After we ordered more track to replace what we had re-allocated to the outer loop we put down the center loop…

…and realized it was going to be very hard to keep the grass mowed.

There are many different ways that people create a garden train layout, just setting the track on the lawn and leaving it at that isn’t actually one of them. At least not long term, we did leave the track like this for a couple weeks while we acclimated our minds to the fact that a significant portion of our new front yard was going to be a train layout.

An elevated layout is popular with the live steam crowd as it allows you to keep the track very level and flat, but you end up with very little scenery or greenery. And the “garden” part of garden trains was as important to us as the trains themselves. Another, and maybe most common, method was to build a raised bed system where the track is elevated and then everything backfilled around it to bring the ground level up to the track. Like the elevated tracks this has the advantage of bringing everything up to a height where you don’t have to get down on the ground as much.

We decided we going to build a ground level layout, for several reasons. One is the fact that at 35′ by 65′ feet you are not going to be able to reach much of the track or garden from the border anyway so you have to get into it. Another factor in our decision is that at over 2200 square feet to raise it all even just a foot would require a LOT of backfill material and topsoil. And that was both an expense we couldn’t really afford and a lot of labor we didn’t care to invest. It would also have added an element of time to the construction and as our railroad was going into the front yard we didn’t want to have it looking like a disaster area for an extended period of time.

There are a few negatives to our approach that we have to live with. One is that a ground level layout may or may not actually be level. Ours is not. Were we live was actually reclaimed from the Great Dismal Swamp many years ago and without adequate drainage it would happily return to be a swamp, so our yard has a very slight slope. It’s not anything we really have to worry about but for other people thinking about this type of layout it could be a concern. And in our yard it looks like there were once at least a few trees. Once we get started the underground remains may be a concern.

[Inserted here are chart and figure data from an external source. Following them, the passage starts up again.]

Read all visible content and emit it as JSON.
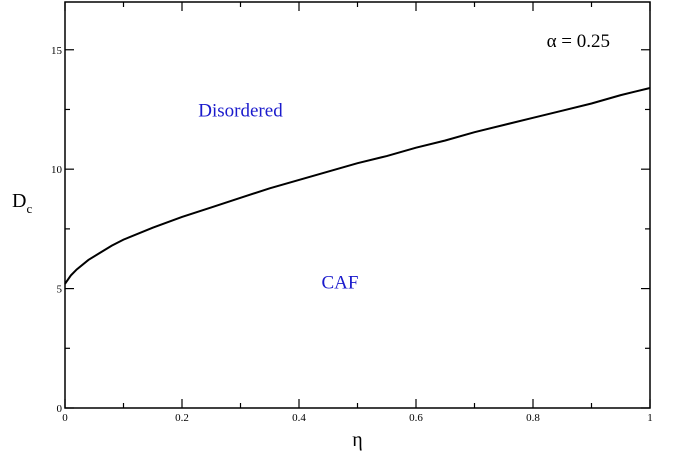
{
  "chart_data": {
    "type": "line",
    "title": "",
    "xlabel": "η",
    "ylabel": "D",
    "ylabel_subscript": "c",
    "xlim": [
      0,
      1
    ],
    "ylim": [
      0,
      17
    ],
    "x_ticks": [
      0,
      0.2,
      0.4,
      0.6,
      0.8,
      1
    ],
    "x_tick_labels": [
      "0",
      "0.2",
      "0.4",
      "0.6",
      "0.8",
      "1"
    ],
    "y_ticks": [
      0,
      5,
      10,
      15
    ],
    "y_tick_labels": [
      "0",
      "5",
      "10",
      "15"
    ],
    "grid": false,
    "series": [
      {
        "color": "#000000",
        "x": [
          0,
          0.01,
          0.02,
          0.04,
          0.06,
          0.08,
          0.1,
          0.15,
          0.2,
          0.25,
          0.3,
          0.35,
          0.4,
          0.45,
          0.5,
          0.55,
          0.6,
          0.65,
          0.7,
          0.75,
          0.8,
          0.85,
          0.9,
          0.95,
          1.0
        ],
        "y": [
          5.2,
          5.55,
          5.8,
          6.2,
          6.5,
          6.8,
          7.05,
          7.55,
          8.0,
          8.4,
          8.8,
          9.2,
          9.55,
          9.9,
          10.25,
          10.55,
          10.9,
          11.2,
          11.55,
          11.85,
          12.15,
          12.45,
          12.75,
          13.1,
          13.4
        ]
      }
    ],
    "annotations": [
      {
        "text": "Disordered",
        "x": 0.3,
        "y": 12.2,
        "color": "#1a1acc"
      },
      {
        "text": "CAF",
        "x": 0.47,
        "y": 5.0,
        "color": "#1a1acc"
      }
    ],
    "parameter_label": "α =  0.25"
  }
}
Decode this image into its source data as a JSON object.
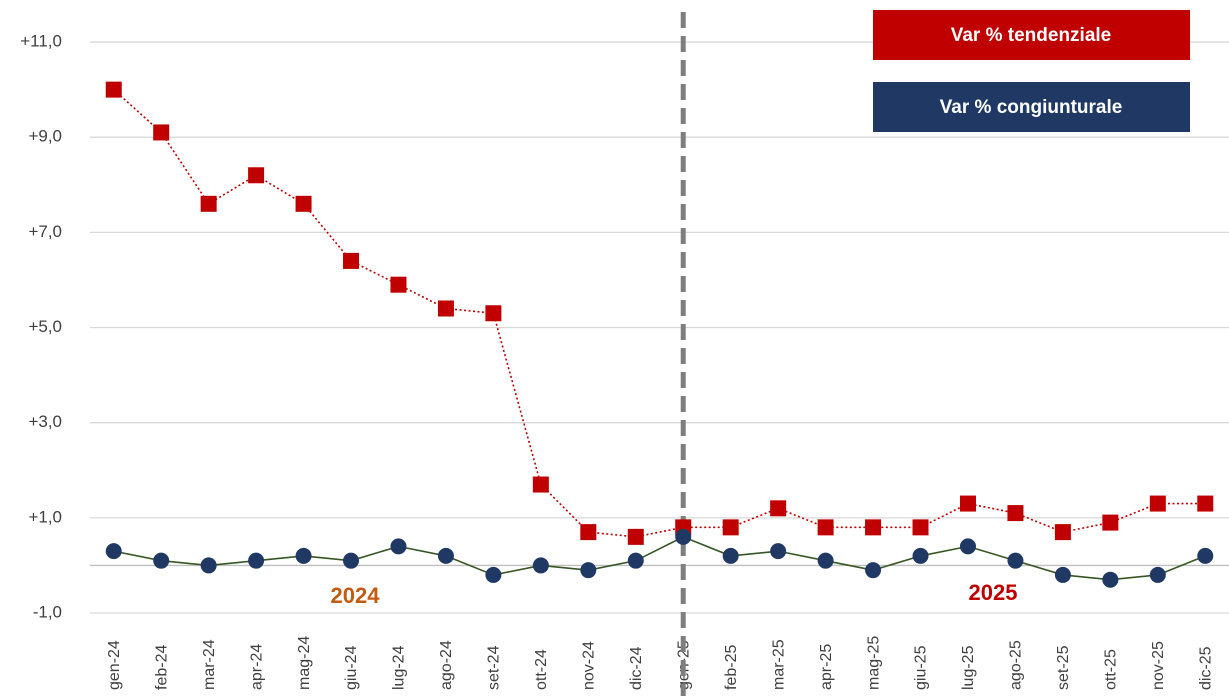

White’s Nursery Spring 2016

Our first Spring show at White’s Nursery. Most of our pictures from this show were lost so these are mostly from setting up. As White’s is a nursery and greenhouse we try to incorporate as many different plants into our layouts there as we can, they made their appearance later.

This show was during our K’Nex phase. The coasters and rides look pretty cool when they work but unfortunately they do not hold up well to being moved around and neither of us had the desire or patience to keep putting them back together again. This was a pretty brief phase.

Most train shows are done on a surface that doesn’t do much for your layout, such as a concrete floor, so our train club and us try to do something to disguise it. We’ve used various mediums such as scattering mulch, laying out white sheets (for imitating snow) or in this case burlap (for imitating I don’t know what). It looks marginally better than the bare cement floor but not much and we only tried it a couple times.

New Carolinians

We have moved! We bought a house and are now North Carolinians. Packing up all the “stuff” from the train room at the campground and getting it down to our new house was an experience. And moving the train garden itself was a feat. We picked up all of the track. Emptied and brought down our small water feature. Even dug up a couple junipers we were attached to. And carted it all down to our new place.

For now all of the O gauge, HO and N scale track, trains and scenery will stay packed away. We have a room where we may end up setting up a train layout, but for the time being it is all out of the way.

Our new place is on about 2/3 of an acre and it is all nice and flat. But it has no back yard. Which is where most people we know have their garden train layouts. We have a ginormous front yard plus a substantial side yard. It looks like once we are ready to start on our new garden train layout it is going to be in the front of the house.

White’s Nursery Fall 2015

Our train club does a small show at White’s Nursery and Garden Center every spring and fall. The Fall 2015 show was the first show layout that Archie and I ever did. The show at White’s is a bit different than the ones we put on at train shows in a convention center. Each individual or couple has their own spot at White’s with the freedom to do what ever you want. We set up in what’s called the “Glass House” because it offered a larger spot to work with.

We were still living in the campground at the time so we made little camp sites and even tried to recreate our layout there with a train room and a Z Scale layout mimicking our train garden there.

The fall show is generally Christmasy themed, we had to make do with the decor they had at the nursery and a lot of poinsettias. We always enjoy doing the shows here and try to incorporate as many plants as possible.